You may ask: Why not just adopt a kid? That kid is also human, and the time you are with it is also the same, no? The answer is simple: Two parents do a FAR better job than one. Without that SO, you aren't raising that kid as well you could have. Due to the fact that you are now experimenting with the life of a child, If you are incapable of doing it. Don't do it, lest that kid be stuck with question of how to improve it's own personality one day, as it now has dents in it's personality left by you, and leaving dents in someone's personality is detrimental to the improvement of you own.

THERE WE GO! GET THIS ONTO IT BOYOS!
 
K. I did what I could.
 
just stfu already your a fucking trolling cyberbully piece of shit
 
My personality is too kind and I always always somewhat of a "people-pleaser". Being blackpilled now makes me want to change that. I know my looks will always keep me from getting into a fulfilling long life relationship, which would prevent me from changing my current state. Its over

Gonna edit this hold on
 
Self improvement is performed in order to be in a relationship.

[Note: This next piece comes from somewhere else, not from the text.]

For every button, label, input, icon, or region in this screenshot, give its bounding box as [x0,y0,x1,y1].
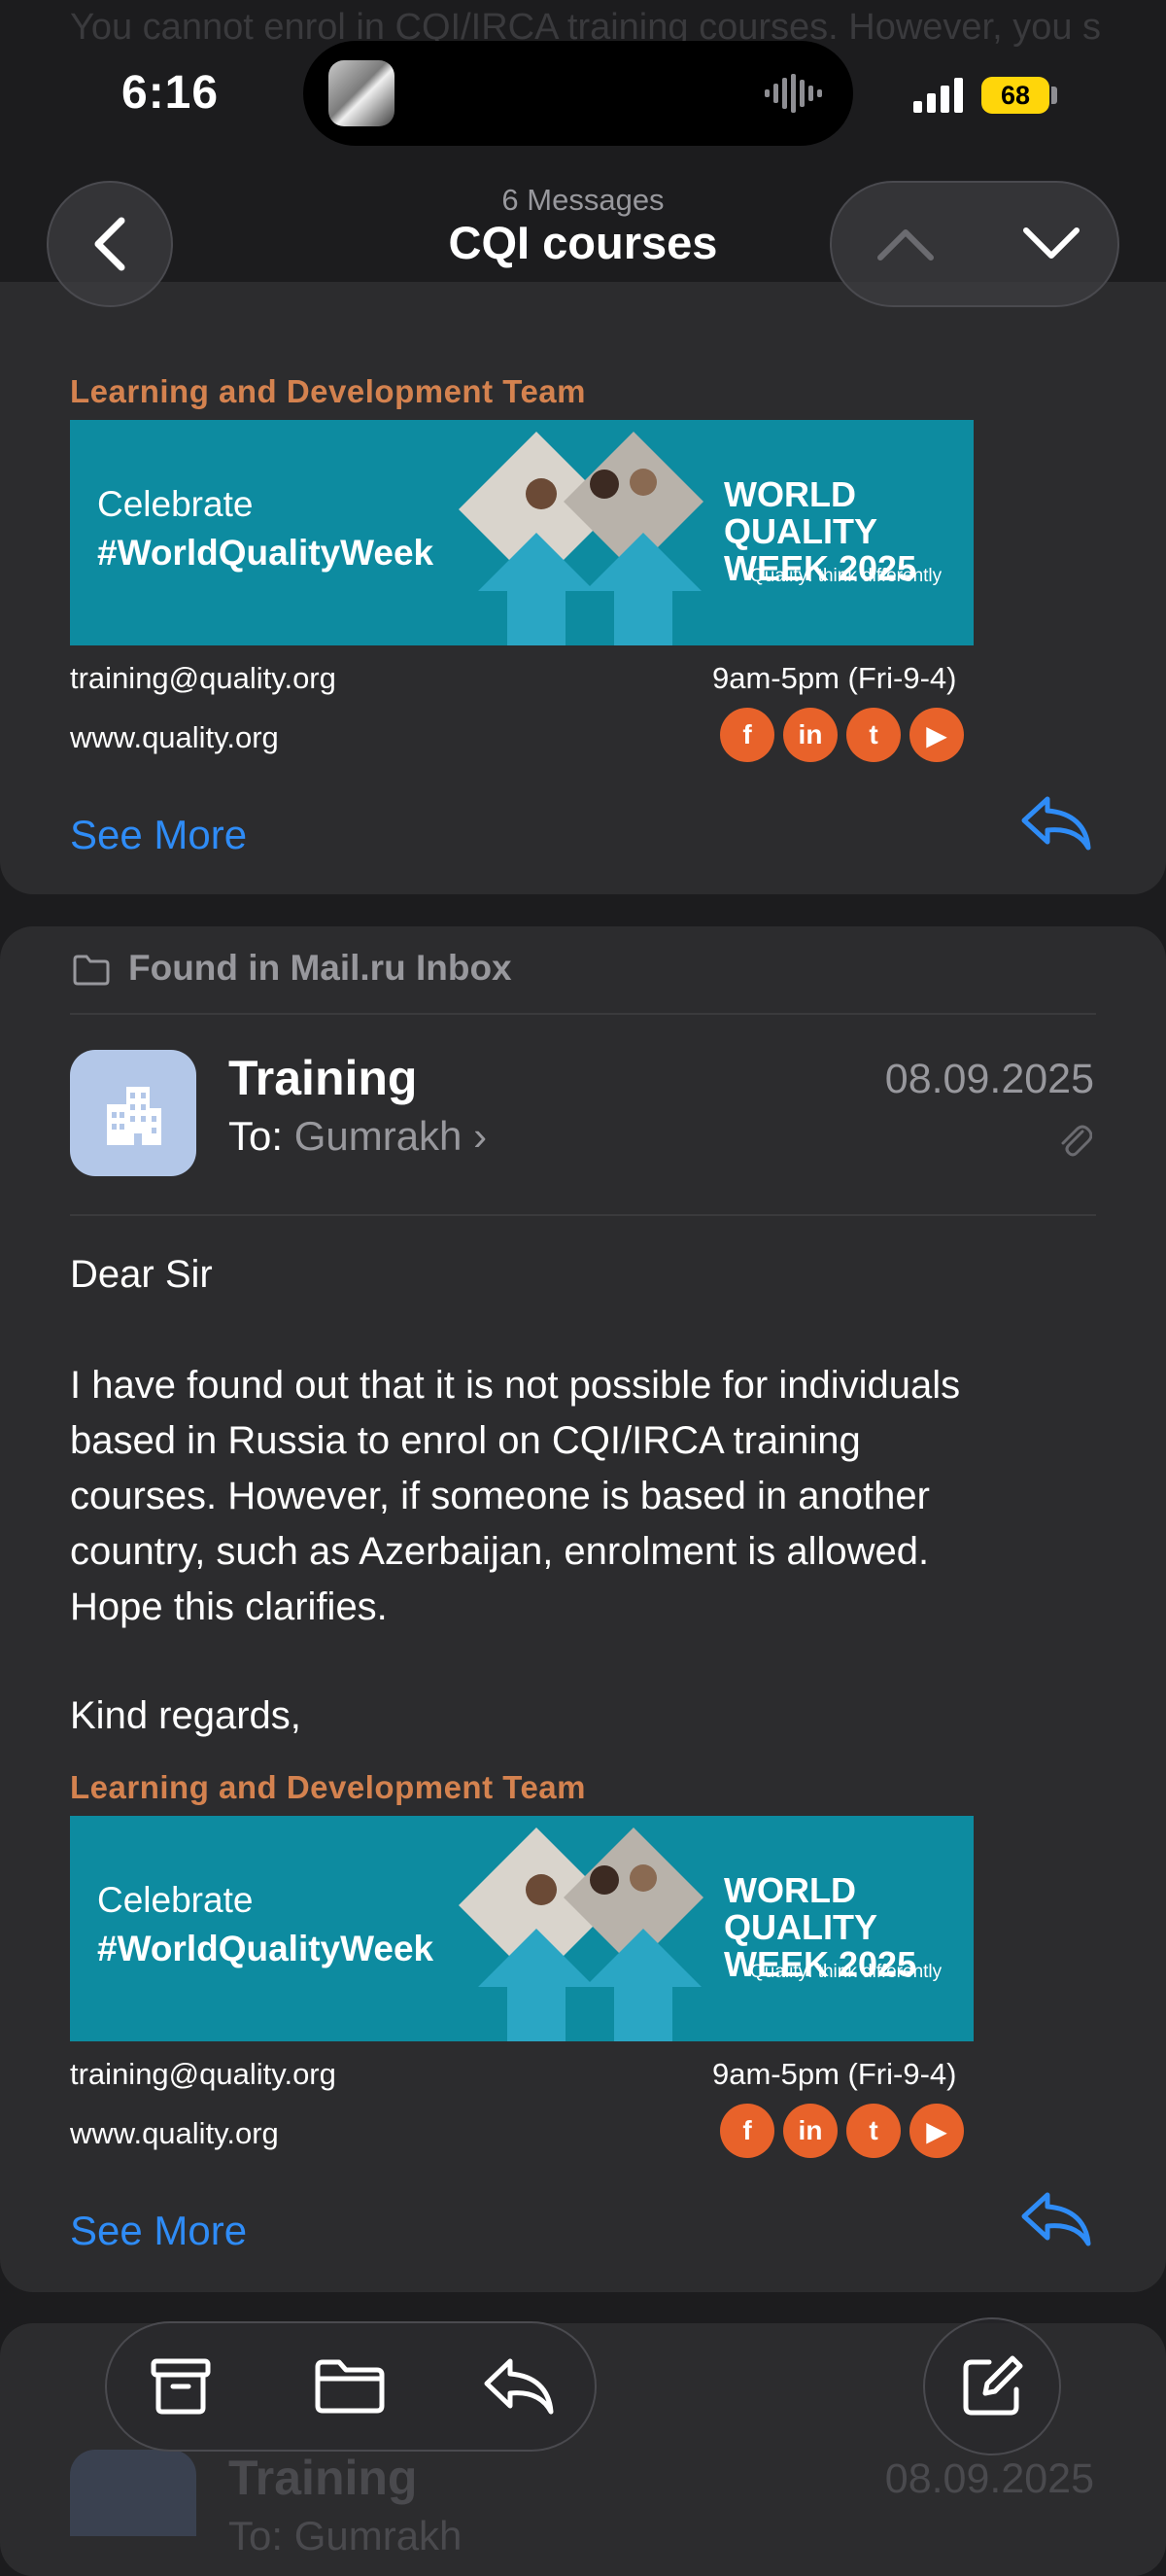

Normie cucks will not believe anything outside the mainstream.
 
I was mainly just responding to normie platitudes I see in a way they can understand, looks >>>>>>>>>>>>>>>> personality.
 
Again, I re-iterate, Self-improvement is COPE.
 
a relationship will undoubtedly boost your self growth because weve been lacking in that from our early years, your filling that desire of love of in the Maslows Heiracrhy. Trying to cope with vidya or hanging out with friends for short amounts of time doesnt really do much unless you have some very deep connection with someone you like, unfortanately many of us we have been born with lack of validation mainly from our looks, which brings lack of social skills, and basically you become a retarded social outcast. Personality is hard to change as it is rooted into your developig years. A relationship can grow you but its unlikely for us incels to get into one so pretty much useless at point
 
a relationship will undoubtedly boost your self growth because weve been lacking in that from our early years, your filling that desire of love of in the Maslows Heiracrhy. Trying to cope with vidya or hanging out with friends for short amounts of time doesnt really do much unless you have some very deep connection with someone you like, unfortanately many of us we have been born with lack of validation mainly from our looks, which brings lack of social skills, and basically you become a retarded social outcast. Personality is hard to change as it is rooted into your developig years. A relationship can grow you but its unlikely for us incels to get into one so pretty much useless at point

I was trying to explain it in such a way to show no benefit to us so normies can't call us '''entitled'''
 
a relationship will undoubtedly boost your self growth because weve been lacking in that from our early years, your filling that desire of love of in the Maslows Heiracrhy. Trying to cope with vidya or hanging out with friends for short amounts of time doesnt really do much unless you have some very deep connection with someone you like, unfortanately many of us we have been born with lack of validation mainly from our looks, which brings lack of social skills, and basically you become a retarded social outcast. Personality is hard to change as it is rooted into your developig years. A relationship can grow you but its unlikely for us incels to get into one so pretty much useless at point

Brutal
 
And with that, I say goodnight for now. (my status will still show as online from my phone but I won't be able respond or see messages atm)
 
I was trying to explain it in such a way to show no benefit to us so normies can't call us '''entitled'''
I see, most normies wont really understand, they go along with the usual "everybody can improve with nice clothes, haircuts, hygiene, etc", thing is these are just outwardly things. They dont benefit us , we need deep inward relationships to improve, otherwise we are losing in life. Normies dont understand our struggle.